78jähriger wegen 1,75 € vor Gericht

Eine kurze Meldung im IKZ, ein etwas längerer Bericht in der Westfalenpost  weckte meine Neugierde.

Die Staatsanwaltschaft beantragte einen Strafbefehl gegen einen 78jährigen Rentner wegen eines vereitelten Ladendiebstahls im Wert von 1,75 € (Frischkäse und Bildzeitung).
„Dass ein Diebstahl bei einem Warenwert von 1,75 Euro überhaupt vor Gericht landet, ist eine Ausnahme.
Amtsrichter Wefers hatte den beantragten Strafbefehl (Strafe per Post) der Staatsanwaltschaft nicht einfach so durchwinken wollen. Ihm war aufgefallen, dass der Mann schon im Januar 2014 wegen eines ähnlichen Diebstahls einen Strafbefehl über 600 Euro begleichen musste. Mit Blick auf das fortgeschrittene Alter des Angeklagten, sagt Wefers: „Wenn jemand wie Sie zum zweiten Mal innerhalb von zwei Jahren auffällt, dann wundert mich das.“ Er habe sich ein persönliches Bild des Angeklagten machen wollen.“

Keine Frage, Diebstahl soll nicht legitimiert werden und das Lesen der Bild-Zeitung unter Strafe zu stellen, darf diskutiert werden. Aber . . .

Treibjagd auf Hühnerdiebe

Wenn Amtsrichter André Wefers „sich ein persönliches Bild des Angeklagten machen wollte“, ist das möglicherweise kein ausreichender Grund ein Verfahren überhaupt zu eröffnen.

Der nicht namentlich genannte Verfasser des Artikels zitiert Amtsrichter Wefers mit den Worten: „Wenn jemand wie Sie zum zweiten Mal innerhalb von zwei Jahren auffällt, dann wundert mich das.“ – Von Januar 2014 bis zum Prozess im September 2017. „Innerhalb von zwei Jahren“? – Die Zeitangaben irritieren mich.

Aber die Verjährungsfristen bei schwerem Diebstahl liegen bei 5 Jahren.
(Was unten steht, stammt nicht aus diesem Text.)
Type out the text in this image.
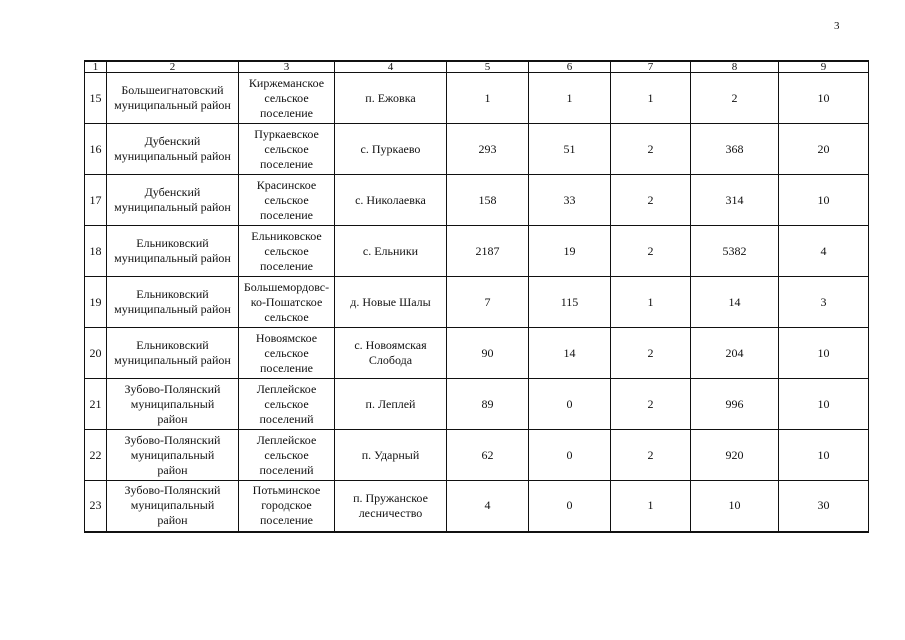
3
1	2	3	4	5	6	7	8	9
15	Большеигнатовский
муниципальный район	Киржеманское
сельское
поселение	п. Ежовка	1	1	1	2	10
16	Дубенский
муниципальный район	Пуркаевское
сельское
поселение	с. Пуркаево	293	51	2	368	20
17	Дубенский
муниципальный район	Красинское
сельское
поселение	с. Николаевка	158	33	2	314	10
18	Ельниковский
муниципальный район	Ельниковское
сельское
поселение	с. Ельники	2187	19	2	5382	4
19	Ельниковский
муниципальный район	Большемордовс-
ко-Пошатское
сельское	д. Новые Шалы	7	115	1	14	3
20	Ельниковский
муниципальный район	Новоямское
сельское
поселение	с. Новоямская
Слобода	90	14	2	204	10
21	Зубово-Полянский
муниципальный
район	Леплейское
сельское
поселений	п. Леплей	89	0	2	996	10
22	Зубово-Полянский
муниципальный
район	Леплейское
сельское
поселений	п. Ударный	62	0	2	920	10
23	Зубово-Полянский
муниципальный
район	Потьминское
городское
поселение	п. Пружанское
лесничество	4	0	1	10	30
Bei einer genannten abgegoltenen Geldstrafe dürfte möglicherweise der vorgelagerte Vorfall in der Strafmaßbemessung gar nicht mehr zum Tragen kommen?

Somit bleiben weitere Bedenken bei der Strafmaßbemessung. Der ertappte Ladendieb hatte also die 1,75 € bezahlt. Der Aldi-Filiale ist somit kein Schaden entstanden. Das gilt allerdings nicht für den Steuerzahler durch solche Bagatell-Prozesse. Bleiben 400,00 € Geldstrafe für 1,75 € sind immerhin das 229fache. Bei der Automobilkonzernen und Energieriesen würde ein solches Strafmaß sehr entlastend für die Staatsverschuldung.

Urteilsanforderung: 78-Jähriger Dieb wegen 1,75 € vor Gericht

Ich habe mir mal erlaubt das Urteil im Volltext anzufordern. Es soll veröffentlicht werden.

Und mit dem Betroffenen würde ich gern persönlich sprechen, sofern er das möchte und Kenntnis von diesem Bericht erhält. Also bitte weitersagen, wer ihn kennt.